Conditions weren’t ideal for surfing at Folly Beach’s Washout on Tuesday, but some tried it anyway as Beryl approached.

After “wobbling” for awhile Tuesday afternoon in lower Georgia, the remnants of Tropical Storm Beryl appeared to finally be headed toward the South Carolina coast.

Two to 3 inches of rain were expected Tuesday night through this morning, and some Lowcountry areas could receive up to 5 inches of rain, said National Weather Service local meteorologist in charge Mike Emlaw.

“It looks like we’re going to get a pretty good dose of rain,” he said.

A flash-flood warning was in effect late Tuesday. The Weather Service said rivers could rise, but river flooding was considered unlikely. Downtown streets could see flooding this morning.

“The risk for flash flooding will become enhanced across the coastal counties around high tide around 3 a.m. Wednesday morning, especially in downtown Charleston,” the Weather Service cautioned.

Emlaw said rain and flooding were the major concern with Beryl approaching.

Some lower Georgia localities received 6 to 7 inches of rain Tuesday, and Allendale County in western South Carolina got 4 to 5 inches.

Officials said a location just south of Live Oak, Fla., had picked up an incredible 12.65 inches of rain through Tuesday morning.

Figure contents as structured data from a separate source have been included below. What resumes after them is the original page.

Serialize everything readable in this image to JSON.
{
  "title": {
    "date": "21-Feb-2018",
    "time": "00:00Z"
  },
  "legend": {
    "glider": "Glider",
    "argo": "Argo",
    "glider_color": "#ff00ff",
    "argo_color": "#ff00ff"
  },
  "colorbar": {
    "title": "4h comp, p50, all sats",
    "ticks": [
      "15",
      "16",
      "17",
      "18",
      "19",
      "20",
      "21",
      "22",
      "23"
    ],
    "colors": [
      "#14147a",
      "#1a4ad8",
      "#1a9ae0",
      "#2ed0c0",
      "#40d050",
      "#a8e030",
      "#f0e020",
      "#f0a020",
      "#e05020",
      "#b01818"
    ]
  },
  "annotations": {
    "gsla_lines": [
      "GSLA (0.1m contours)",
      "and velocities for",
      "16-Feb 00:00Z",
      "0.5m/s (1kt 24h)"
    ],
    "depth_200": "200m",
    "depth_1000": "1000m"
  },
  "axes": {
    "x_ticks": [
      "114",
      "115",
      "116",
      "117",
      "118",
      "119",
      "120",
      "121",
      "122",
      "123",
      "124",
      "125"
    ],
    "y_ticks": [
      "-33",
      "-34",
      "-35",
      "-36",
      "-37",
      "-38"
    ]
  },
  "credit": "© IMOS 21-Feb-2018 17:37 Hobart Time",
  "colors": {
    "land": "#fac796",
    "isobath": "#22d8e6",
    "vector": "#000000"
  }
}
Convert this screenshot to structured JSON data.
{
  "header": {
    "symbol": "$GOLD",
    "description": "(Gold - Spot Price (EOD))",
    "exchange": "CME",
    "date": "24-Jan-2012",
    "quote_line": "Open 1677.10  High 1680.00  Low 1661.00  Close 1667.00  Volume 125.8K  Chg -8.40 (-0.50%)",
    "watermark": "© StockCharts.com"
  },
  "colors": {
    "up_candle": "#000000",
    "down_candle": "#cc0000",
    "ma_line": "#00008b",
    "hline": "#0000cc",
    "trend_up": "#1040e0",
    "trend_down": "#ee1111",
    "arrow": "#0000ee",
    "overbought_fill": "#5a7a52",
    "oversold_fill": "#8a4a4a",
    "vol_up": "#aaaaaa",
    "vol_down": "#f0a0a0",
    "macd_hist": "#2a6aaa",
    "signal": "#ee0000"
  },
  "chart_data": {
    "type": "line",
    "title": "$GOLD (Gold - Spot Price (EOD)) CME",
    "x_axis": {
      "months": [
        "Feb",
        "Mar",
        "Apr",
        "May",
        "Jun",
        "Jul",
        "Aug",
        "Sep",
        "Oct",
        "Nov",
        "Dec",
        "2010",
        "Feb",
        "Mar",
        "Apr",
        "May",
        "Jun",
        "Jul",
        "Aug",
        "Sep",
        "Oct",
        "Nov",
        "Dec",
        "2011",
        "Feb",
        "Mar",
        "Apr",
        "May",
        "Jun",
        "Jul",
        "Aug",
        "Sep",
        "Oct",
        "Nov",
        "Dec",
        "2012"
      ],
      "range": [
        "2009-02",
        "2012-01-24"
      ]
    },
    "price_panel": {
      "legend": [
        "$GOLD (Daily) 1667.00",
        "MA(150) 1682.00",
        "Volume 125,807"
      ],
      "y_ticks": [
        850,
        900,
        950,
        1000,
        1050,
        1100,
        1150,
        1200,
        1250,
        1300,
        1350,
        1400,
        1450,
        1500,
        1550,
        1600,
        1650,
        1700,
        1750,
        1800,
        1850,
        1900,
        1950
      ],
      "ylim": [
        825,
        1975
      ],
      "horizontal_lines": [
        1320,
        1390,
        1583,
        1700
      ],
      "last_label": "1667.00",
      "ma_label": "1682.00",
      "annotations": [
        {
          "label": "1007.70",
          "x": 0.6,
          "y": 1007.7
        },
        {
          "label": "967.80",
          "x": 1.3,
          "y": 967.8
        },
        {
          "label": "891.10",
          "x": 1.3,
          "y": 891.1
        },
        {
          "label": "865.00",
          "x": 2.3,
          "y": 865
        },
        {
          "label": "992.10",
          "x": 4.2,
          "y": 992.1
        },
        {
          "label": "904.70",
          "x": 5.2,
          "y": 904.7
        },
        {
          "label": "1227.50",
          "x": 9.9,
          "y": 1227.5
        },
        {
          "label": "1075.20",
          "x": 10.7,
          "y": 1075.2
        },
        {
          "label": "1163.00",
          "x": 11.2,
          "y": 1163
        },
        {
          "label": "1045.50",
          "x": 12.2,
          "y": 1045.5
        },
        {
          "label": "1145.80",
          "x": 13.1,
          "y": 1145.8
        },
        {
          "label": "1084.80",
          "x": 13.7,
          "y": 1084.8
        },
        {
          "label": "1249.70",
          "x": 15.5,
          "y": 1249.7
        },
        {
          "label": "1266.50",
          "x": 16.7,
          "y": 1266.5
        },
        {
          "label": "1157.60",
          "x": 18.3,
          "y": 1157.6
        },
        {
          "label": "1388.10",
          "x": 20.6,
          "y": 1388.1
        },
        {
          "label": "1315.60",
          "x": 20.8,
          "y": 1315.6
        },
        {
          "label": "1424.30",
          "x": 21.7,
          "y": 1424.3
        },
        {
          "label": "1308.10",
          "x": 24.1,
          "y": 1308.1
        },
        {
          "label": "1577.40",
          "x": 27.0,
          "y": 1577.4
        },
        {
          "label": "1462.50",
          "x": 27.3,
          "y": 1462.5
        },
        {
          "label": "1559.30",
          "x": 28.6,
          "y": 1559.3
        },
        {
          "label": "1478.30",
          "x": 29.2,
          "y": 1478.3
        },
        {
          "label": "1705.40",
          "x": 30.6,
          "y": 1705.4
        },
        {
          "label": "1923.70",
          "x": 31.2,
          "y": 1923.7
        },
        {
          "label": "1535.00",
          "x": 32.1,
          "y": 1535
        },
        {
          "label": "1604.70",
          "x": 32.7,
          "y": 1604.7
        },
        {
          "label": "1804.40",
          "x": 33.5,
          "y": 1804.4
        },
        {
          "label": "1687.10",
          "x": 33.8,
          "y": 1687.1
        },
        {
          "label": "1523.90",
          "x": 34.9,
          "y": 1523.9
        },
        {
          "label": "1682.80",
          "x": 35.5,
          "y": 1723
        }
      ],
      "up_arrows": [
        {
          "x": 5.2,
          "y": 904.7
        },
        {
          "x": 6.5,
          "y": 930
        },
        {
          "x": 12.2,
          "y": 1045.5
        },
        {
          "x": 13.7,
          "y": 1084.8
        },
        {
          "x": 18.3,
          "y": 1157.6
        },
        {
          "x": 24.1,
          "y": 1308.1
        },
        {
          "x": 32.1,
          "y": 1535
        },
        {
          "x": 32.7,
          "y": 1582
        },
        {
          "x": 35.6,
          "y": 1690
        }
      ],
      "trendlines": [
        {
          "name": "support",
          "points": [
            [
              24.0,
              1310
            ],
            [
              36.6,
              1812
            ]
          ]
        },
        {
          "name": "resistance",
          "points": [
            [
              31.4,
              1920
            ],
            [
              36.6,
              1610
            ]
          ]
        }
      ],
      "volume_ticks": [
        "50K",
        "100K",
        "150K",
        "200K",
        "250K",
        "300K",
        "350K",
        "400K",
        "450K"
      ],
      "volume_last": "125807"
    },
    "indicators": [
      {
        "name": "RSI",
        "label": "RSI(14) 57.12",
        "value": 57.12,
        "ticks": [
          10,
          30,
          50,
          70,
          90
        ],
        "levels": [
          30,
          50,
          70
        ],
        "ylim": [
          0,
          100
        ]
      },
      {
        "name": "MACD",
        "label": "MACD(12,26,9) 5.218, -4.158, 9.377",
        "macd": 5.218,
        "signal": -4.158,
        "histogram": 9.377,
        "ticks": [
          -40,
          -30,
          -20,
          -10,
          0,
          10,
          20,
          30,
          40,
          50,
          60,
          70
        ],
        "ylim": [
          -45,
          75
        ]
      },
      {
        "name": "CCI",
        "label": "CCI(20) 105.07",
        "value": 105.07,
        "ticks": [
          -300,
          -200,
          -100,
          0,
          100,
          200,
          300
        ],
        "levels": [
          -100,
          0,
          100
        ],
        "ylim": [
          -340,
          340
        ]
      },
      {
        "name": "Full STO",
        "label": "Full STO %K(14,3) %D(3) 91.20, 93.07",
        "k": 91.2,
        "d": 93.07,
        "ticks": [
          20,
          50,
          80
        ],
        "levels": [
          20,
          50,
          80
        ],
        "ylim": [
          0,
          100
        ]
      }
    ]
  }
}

The center of the storm was southwest of Savannah at 8:30 p.m. Tuesday, Emlaw said. Beryl had been projected to move northerly from the Jacksonville area and into lower Georgia, then turn to the northeast and into the South Carolina Coast.

The storm “kind of wobbled” for a while Tuesday, actually moving southeasterly and easterly, before making the expected northeasterly turn, Emlaw said.

He said there is a slight chance of thunderstorms associated with the storm, but chances for tornado activity are slight. Some wind gusts can be expected ahead of some of the rain bands, he said.

Winds measured locally Tuesday maxed at about 30 mph on the coast and 25 mph inland, he said.

“Winds aren’t going to be a huge concern with this system,” meteorologist Blair Holloway said.